When Tryke detects per="scope" fixtures during discovery, it
automatically upgrades the distribution mode:
| Fixtures present | Requested mode | Effective mode | Why |
|---|---|---|---|
None or per="test" only |
test |
test |
No shared state — full parallelism |
per="scope" at file scope |
test |
file |
Cached value must stay in one process |
per="scope" in describe |
test |
group |
Only that group's tests need the value |
per="scope" at file scope |
group |
file |
File-scope per="scope" requires the whole file on one worker |
per="scope" only inside describe |
group |
group |
Groups are already kept together |
| Any | file |
unchanged | Already grouped at file granularity — no upgrade needed |
per="test" fixtures do not constrain scheduling. Their values are
created fresh per test and discarded afterward, so tests can run on any
worker.
Practical impact¶
A file with only per="test" fixtures keeps full --dist test parallelism — every test can run on a different worker. Adding a single per="scope" fixture at module scope forces all tests in that file onto one worker. If this is a bottleneck, consider scoping the fixture inside a describe block so only that group is constrained.
Isolation¶
Each worker process has its own Python interpreter and module cache. Tests in different workers cannot interfere with each other through global state, module-level side effects, or shared mutable imports.
If your tests modify global state that other tests depend on, consider whether those dependencies should be made explicit or restructured.
Same-worker sharing of per="scope" values¶
Cross-worker isolation does not extend to tests within the same worker. When @fixture(per="scope") caches a value, every test in that scope running on that worker receives the same object by reference. Mutating it is observable by subsequent tests in the scope, exactly as if it were a module-level global.

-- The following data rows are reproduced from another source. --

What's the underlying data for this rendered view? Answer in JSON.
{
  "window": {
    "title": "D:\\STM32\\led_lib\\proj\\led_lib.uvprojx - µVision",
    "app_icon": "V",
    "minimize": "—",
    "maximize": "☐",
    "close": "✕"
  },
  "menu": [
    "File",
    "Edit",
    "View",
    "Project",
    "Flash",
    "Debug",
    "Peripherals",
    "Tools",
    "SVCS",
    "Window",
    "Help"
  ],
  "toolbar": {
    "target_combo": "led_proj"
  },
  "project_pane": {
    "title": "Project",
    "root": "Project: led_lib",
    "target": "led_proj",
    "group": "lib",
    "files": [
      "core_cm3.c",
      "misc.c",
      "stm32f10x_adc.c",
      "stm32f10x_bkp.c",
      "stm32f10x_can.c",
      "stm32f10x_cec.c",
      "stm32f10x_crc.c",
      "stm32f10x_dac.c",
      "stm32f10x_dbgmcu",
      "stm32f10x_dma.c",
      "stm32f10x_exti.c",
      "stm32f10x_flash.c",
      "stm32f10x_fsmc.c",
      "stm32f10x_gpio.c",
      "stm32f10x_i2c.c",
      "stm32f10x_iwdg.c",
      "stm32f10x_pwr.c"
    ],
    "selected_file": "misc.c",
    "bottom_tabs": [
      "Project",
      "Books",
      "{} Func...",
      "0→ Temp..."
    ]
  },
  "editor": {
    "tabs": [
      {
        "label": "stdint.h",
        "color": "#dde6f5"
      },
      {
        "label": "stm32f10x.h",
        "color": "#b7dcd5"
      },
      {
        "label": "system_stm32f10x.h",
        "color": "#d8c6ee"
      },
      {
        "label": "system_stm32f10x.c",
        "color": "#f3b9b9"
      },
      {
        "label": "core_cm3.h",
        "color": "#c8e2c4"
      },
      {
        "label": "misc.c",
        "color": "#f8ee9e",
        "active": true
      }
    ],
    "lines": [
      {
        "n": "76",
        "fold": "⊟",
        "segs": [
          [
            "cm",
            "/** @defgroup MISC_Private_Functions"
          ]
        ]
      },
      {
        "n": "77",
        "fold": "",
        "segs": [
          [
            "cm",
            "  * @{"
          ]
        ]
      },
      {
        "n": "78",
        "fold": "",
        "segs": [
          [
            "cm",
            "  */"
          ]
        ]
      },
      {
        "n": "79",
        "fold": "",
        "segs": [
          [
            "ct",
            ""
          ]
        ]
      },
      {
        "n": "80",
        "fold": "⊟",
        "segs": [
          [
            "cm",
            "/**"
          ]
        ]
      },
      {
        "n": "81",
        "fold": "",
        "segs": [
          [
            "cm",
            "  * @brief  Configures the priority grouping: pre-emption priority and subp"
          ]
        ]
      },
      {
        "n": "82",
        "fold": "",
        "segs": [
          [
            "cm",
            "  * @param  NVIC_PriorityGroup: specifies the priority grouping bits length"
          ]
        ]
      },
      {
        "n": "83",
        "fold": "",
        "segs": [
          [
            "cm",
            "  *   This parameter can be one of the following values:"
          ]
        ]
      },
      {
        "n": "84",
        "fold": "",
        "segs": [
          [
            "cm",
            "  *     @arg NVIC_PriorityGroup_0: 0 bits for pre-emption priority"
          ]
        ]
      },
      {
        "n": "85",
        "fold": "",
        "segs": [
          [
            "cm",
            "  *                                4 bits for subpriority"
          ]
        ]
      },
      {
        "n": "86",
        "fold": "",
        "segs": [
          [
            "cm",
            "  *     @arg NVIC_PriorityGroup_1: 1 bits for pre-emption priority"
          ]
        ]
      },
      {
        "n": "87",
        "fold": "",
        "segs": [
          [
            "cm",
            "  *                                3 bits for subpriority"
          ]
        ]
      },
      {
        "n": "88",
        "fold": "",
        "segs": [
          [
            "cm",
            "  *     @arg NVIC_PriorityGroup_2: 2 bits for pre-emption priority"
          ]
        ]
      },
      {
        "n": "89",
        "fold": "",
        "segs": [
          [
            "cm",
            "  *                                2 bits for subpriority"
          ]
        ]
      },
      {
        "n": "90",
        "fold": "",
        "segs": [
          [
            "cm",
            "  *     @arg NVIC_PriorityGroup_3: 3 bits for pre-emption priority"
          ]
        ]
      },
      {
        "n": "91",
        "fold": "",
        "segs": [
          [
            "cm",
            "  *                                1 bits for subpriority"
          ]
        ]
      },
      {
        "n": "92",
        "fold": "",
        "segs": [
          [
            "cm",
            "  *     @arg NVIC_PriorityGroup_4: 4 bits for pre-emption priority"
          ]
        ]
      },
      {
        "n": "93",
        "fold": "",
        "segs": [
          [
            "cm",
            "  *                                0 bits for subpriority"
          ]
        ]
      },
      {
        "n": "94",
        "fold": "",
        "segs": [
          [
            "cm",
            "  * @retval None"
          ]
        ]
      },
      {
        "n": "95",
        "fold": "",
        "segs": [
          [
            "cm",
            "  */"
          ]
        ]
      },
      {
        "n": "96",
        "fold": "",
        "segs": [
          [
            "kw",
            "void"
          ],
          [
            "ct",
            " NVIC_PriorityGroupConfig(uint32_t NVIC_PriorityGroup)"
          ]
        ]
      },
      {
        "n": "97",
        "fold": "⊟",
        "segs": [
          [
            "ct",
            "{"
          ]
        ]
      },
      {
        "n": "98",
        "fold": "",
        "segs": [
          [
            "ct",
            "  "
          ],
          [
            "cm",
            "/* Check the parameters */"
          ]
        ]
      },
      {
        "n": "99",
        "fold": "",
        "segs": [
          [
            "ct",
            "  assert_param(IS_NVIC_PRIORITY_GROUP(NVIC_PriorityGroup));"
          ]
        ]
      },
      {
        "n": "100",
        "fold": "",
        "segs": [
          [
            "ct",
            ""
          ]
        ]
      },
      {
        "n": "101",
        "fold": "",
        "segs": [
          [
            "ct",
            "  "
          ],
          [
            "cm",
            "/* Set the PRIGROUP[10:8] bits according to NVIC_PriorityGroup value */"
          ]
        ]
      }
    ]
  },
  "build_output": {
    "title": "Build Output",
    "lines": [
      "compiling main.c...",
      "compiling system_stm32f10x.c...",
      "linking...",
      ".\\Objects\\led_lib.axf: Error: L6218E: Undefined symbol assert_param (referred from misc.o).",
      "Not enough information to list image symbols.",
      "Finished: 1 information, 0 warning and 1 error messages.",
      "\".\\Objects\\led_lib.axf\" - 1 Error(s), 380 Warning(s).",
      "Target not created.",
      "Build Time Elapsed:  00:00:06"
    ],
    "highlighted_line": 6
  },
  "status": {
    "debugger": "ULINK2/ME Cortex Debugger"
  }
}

from typing import Annotated
@fixture(per="scope")
def config() -> dict[str, str]:
return {"env": "test"}
@test
def first(cfg: Annotated[dict[str, str], Depends(config)]) -> None:
cfg["env"] = "mutated" # Leaks to later tests in this scope.
@test
def second(cfg: Annotated[dict[str, str], Depends(config)]) -> None:
# Sees {"env": "mutated"} if first() ran on the same worker.
...
This is intentional — it's the whole point of scope-level fixtures (set up an expensive resource once, share it). But it means per="scope" values should either be treated as read-only or represent resources whose mutation is part of their contract (database connections, temp directories).
Recommended patterns:
- Return immutable values: frozen dataclasses, tuples,
types.MappingProxyTypefor dicts. - If you need per-test mutability, switch to the default
per="test"so each test gets a fresh value, at the cost of losing the caching benefit. - For resources like database connections, use
yieldwith explicit teardown so the resource's lifecycle is tied to the scope.
per="test" fixture values are created fresh per test and are not affected by this.